Jessica Côté

Valoriser les jeunes par l'art

Jessica Côté a étudié en enseignement secondaire de l'histoire et de l'économie. Au fil de sa carrière à l'école secondaire Le Tremplin, elle a enseigné pratiquement toutes les matières sauf l'anglais, le français et l'éducation physique. Pourtant, c'est pour son implication dans le volet culturel de son école, et aussi à l'échelle régionale à travers Secondaire en spectacle, qu'elle se démarque.
Après avoir côtoyé l'enseignante et discuté avec elle, on se doute du malaise qu'elle éprouvera devant l'affirmation qu'elle «se démarque». Pour elle, il découle de sa tâche de s'occuper de Secondaire en spectacle dans son école, d'encadrer les jurys de presque toutes les finales régionales de la Mauricie, de se charger du volet animation de la finale régionale et de s'impliquer dans le Rendez-vous panquébécois, tout en étant vice-présidente de la Corporation Secondaire en spectacle. Et tout cela depuis plus de 15 ans.
Cette année, Mme Côté enseigne l'histoire et l'art dramatique sur plusieurs niveaux, en plus d'être responsable de premier cycle en assistance à la direction. Elle anime des projets de théâtre parascolaire et coordonne les ateliers artistiques offerts dans le cadre du projet Midis culturels. Elle figure au comité de l'auditorium, qui gère l'entente avec la MRC des Chenaux pour l'utilisation de l'auditorium Denis-Dupont, et siège au conseil d'établissement de son école.
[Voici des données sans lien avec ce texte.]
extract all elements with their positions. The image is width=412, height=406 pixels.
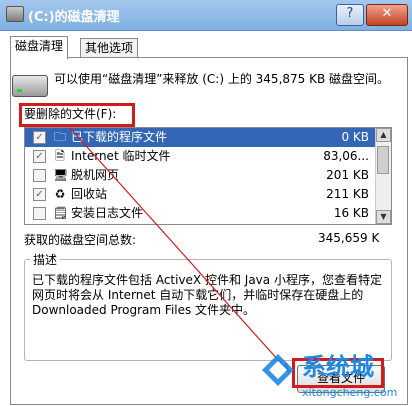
disk-cleanup-app-icon <box>6 6 24 22</box>
list-scrollbar[interactable]: ▲ ▼ <box>375 128 391 224</box>
document-icon: 🗎 <box>55 149 65 163</box>
hard-drive-icon <box>12 75 48 97</box>
watermark: 系统城 xitongcheng.com <box>258 350 412 406</box>
list-item[interactable]: 🖥 脱机网页 201 KB <box>25 166 375 185</box>
total-space-label: 获取的磁盘空间总数: <box>24 233 137 247</box>
list-item[interactable]: 🗒 安装日志文件 16 KB <box>25 204 375 223</box>
watermark-brand: 系统城 <box>302 353 374 381</box>
recycle-bin-icon: ♻ <box>54 187 66 201</box>
total-space-value: 345,659 K <box>318 231 380 245</box>
scroll-down-icon[interactable]: ▼ <box>376 210 391 224</box>
tab-disk-cleanup[interactable]: 磁盘清理 <box>10 36 69 59</box>
help-button[interactable]: ? <box>336 4 364 26</box>
checkbox[interactable] <box>33 169 46 182</box>
close-button[interactable]: ✕ <box>366 4 408 26</box>
checkbox[interactable]: ✓ <box>33 150 46 163</box>
description-text: 已下载的程序文件包括 ActiveX 控件和 Java 小程序，您查看特定网页时… <box>32 273 382 317</box>
checkbox[interactable]: ✓ <box>33 188 46 201</box>
info-text: 可以使用“磁盘清理”来释放 (C:) 上的 345,875 KB 磁盘空间。 <box>54 72 390 86</box>
checkbox[interactable]: ✓ <box>33 131 46 144</box>
log-file-icon: 🗒 <box>53 206 69 220</box>
description-title: 描述 <box>30 251 61 268</box>
watermark-url: xitongcheng.com <box>302 386 398 399</box>
tab-other-options[interactable]: 其他选项 <box>80 38 139 58</box>
list-item[interactable]: ✓ 🗎 Internet 临时文件 83,06... <box>25 147 375 166</box>
list-item[interactable]: ✓ ♻ 回收站 211 KB <box>25 185 375 204</box>
files-list[interactable]: ✓ 🗀 已下载的程序文件 0 KB ✓ 🗎 Internet 临时文件 83,0… <box>24 127 392 225</box>
title-bar: (C:)的磁盘清理 ? ✕ <box>0 0 412 31</box>
checkbox[interactable] <box>33 207 46 220</box>
window-title: (C:)的磁盘清理 <box>28 10 120 25</box>
scroll-thumb[interactable] <box>377 146 389 174</box>
folder-icon: 🗀 <box>53 130 66 144</box>
list-item[interactable]: ✓ 🗀 已下载的程序文件 0 KB <box>25 128 375 147</box>
watermark-logo-icon <box>262 354 294 386</box>
scroll-up-icon[interactable]: ▲ <box>376 128 391 142</box>
annotation-highlight-box <box>19 103 135 127</box>
offline-page-icon: 🖥 <box>53 168 69 182</box>
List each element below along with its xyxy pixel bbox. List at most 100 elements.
Elle s'occupe également du Fonds du coeur, qui vient en aide aux élèves moins fortunés.
«Pour moi, c'est tellement ça, un prof! Tout part de ma tâche», insiste-t-elle quand on s'étonne devant la liste de ses implications hors des murs de sa classe.
C'est lorsqu'on dévie les projecteurs de sur elle pour les diriger vers Secondaire en spectacle que Jessica Côté semble plus à l'aise. Dès son arrivée à l'école de Sainte-Geneviève-de-Batiscan, tout juste sortie de l'université, elle a accepté de prendre en charge l'organisation du concours qui permet aux jeunes de faire valoir leurs talents artistiques dans leur milieu, voire jusqu'au plan provincial. Elle a rapidement présidé le conseil d'administration de la Corporation Secondaire en spectacle, soit l'organisation provinciale du concours, et y assure maintenant la vice-présidence.
L'enjeu du soutien financier gouvernemental a fragilisé l'organisme ces dernières années, jusqu'à remettre en question la survie de Secondaire en spectacle, actif en Mauricie depuis 2000. 
«Le plus gros défi est la reconnaissance du programme au niveau politique. Il faut encore se battre. Secondaire en spectacle, c'est 10 000 jeunes qui participent dans plus de 250 écoles au Québec. Quand on arrive au Rendez-vous panquébécois, qui est à Sorel cette année, il y a 1000 jeunes qui sont là, ensemble, pendant quatre jours. C'est le plus grand rassemblement culturel jeunesse, et on a encore de la difficulté à le faire reconnaître», se désole-t-elle.
Les dividendes de la participation pour les adolescents vont au-delà de la seule performance artistique. «Secondaire en spectacle a deux missions: offrir la scène aux jeunes et valoriser la langue française. Ce que ça rapporte aux jeunes, ce n'est pas que ça. C'est de la confiance, c'est de les garder à l'école, c'est de travailler avec toutes sortes de gens qui ne sont pas nécessairement leurs amis, c'est d'être fier, c'est de s'ouvrir sur les autres, sur la culture», énumère Jessica Côté.
En Mauricie, les 15 écoles secondaires du territoire tiennent une finale locale de Secondaire en spectacle dans leur école. Deux lauréats et un coup de coeur sont désignés par un jury pour représenter leur établissement à la finale régionale soit en chant, en musique, en danse ou en théâtre, dans les catégories interprétation ou auteur-compositeur-interprète. Un Rendez-vous panquébécois, dépourvu de tout aspect compétitif, présente les gagnants de chaque finale régionale et leur propose des ateliers artistiques, des visites culturelles et des activités sociales. «Il n'y a que du bon dans Secondaire en spectacle!», conclut Jessica Côté, qui aime les jeunes qu'elle côtoie et les trouve «tellement fins, passionnés et talentueux».